The company, which produces and markets consumer and commercial food products, attributed this decline to sustained inflationary pressures, including steep increases in electricity tariffs and petroleum prices, which have eroded consumers’ purchasing power. These factors, coupled with a shift in consumer spending towards essential goods over non-essential items like instant noodles, led to a 9.3% decrease in sales.
UPFL’s sales for H1 2024 fell to Rs17 billion from Rs18.74 billion in the corresponding period last year. The company’s gross profit also saw a decrease of nearly 20%, standing at Rs6.62 billion. Additionally, a significant rise in taxation, which increased to Rs1.48 billion from Rs360 million in the previous year, further contributed to the decline in profits.
Despite these challenges, the company managed to achieve a gross margin of 38.9% through strategic price adjustments. However, earnings per share (EPS) dropped by 26.7% to Rs597.33, compared to Rs814.67 in the same period last year.
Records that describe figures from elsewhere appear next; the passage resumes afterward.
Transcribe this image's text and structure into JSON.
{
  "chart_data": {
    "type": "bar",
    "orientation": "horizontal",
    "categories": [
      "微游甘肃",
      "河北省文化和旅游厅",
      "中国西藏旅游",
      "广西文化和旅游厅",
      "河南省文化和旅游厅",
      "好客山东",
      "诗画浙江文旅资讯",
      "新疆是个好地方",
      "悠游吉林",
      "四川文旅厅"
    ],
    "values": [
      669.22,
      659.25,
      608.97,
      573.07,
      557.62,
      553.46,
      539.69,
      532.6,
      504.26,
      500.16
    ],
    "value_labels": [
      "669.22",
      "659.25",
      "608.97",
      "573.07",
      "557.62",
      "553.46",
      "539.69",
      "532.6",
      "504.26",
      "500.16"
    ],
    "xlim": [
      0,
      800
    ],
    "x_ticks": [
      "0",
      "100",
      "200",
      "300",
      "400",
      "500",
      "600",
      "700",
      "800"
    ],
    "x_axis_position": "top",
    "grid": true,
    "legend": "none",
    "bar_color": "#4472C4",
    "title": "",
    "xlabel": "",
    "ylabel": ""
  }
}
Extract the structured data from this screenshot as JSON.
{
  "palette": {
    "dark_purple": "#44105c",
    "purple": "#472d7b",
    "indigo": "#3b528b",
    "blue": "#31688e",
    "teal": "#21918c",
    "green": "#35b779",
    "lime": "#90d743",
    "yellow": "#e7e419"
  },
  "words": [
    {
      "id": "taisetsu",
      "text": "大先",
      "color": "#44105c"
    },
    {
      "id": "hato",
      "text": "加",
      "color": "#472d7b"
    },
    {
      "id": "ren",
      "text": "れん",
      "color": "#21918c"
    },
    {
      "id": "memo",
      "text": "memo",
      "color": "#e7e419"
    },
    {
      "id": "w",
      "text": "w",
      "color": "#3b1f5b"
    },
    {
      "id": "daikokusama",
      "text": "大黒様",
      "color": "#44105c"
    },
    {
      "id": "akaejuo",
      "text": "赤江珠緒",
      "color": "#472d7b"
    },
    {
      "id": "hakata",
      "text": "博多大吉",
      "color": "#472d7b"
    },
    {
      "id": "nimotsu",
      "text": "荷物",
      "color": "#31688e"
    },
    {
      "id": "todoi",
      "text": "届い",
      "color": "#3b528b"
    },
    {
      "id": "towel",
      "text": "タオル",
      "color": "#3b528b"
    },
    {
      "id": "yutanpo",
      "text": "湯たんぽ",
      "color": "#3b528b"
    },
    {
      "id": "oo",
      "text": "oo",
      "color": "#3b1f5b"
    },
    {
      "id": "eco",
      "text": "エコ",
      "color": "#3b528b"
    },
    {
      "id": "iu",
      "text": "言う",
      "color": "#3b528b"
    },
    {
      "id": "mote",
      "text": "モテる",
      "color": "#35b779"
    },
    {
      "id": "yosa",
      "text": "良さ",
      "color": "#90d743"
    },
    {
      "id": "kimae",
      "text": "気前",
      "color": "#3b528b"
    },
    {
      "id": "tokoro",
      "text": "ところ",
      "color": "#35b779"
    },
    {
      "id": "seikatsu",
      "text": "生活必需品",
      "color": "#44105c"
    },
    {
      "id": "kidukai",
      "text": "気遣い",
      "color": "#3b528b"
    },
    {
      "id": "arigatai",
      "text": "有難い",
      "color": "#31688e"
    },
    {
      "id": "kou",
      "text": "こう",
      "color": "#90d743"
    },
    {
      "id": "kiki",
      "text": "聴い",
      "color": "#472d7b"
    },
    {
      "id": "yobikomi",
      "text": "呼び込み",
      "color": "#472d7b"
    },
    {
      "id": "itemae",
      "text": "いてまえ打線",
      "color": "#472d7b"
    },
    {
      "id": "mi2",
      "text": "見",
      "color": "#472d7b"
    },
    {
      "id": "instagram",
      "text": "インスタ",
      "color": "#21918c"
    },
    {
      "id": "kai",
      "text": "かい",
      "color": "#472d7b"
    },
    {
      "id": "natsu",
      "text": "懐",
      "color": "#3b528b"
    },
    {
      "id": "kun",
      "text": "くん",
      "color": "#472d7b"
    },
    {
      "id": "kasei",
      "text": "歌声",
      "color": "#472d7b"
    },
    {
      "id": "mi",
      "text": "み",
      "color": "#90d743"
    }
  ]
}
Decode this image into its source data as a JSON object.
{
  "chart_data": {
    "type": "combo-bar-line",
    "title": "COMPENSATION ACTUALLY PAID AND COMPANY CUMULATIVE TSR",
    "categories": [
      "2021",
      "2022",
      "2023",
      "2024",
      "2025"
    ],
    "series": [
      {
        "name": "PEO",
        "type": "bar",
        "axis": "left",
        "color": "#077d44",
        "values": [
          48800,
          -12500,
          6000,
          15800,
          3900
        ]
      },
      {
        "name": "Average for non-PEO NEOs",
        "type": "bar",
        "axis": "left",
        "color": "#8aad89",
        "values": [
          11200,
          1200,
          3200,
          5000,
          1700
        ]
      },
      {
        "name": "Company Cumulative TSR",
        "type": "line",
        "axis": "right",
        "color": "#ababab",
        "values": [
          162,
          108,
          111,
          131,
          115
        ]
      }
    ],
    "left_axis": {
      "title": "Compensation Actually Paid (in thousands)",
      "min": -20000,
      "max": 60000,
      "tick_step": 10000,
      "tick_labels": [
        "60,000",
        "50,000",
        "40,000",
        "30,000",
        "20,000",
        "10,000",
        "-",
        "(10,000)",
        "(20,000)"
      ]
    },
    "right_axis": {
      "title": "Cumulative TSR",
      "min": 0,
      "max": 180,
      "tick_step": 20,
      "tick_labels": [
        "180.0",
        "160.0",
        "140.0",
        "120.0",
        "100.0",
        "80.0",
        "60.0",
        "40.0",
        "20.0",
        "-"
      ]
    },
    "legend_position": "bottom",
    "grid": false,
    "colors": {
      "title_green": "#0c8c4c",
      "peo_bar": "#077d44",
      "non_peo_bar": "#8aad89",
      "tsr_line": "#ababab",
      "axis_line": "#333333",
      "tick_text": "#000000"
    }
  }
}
Unilever’s other income, however, rose to Rs1.58 billion in H1 2024, compared to Rs1.18 billion in the same period last year. For the quarter ended June 2024, the company reported a profit of Rs1.98 billion, up from Rs1.83 billion in the corresponding quarter last year, with EPS at Rs311.46 compared to Rs287.78 previously.
The company also announced a second interim cash dividend of Rs623 per ordinary share, payable to shareholders as of August 26, 2024.
Looking ahead, Unilever Pakistan Foods anticipates a gradual recovery in demand for its non-discretionary products, supported by signs of macroeconomic stability and easing inflation. However, the company noted that budgetary measures aimed at increasing revenue could further impact consumers’ purchasing power.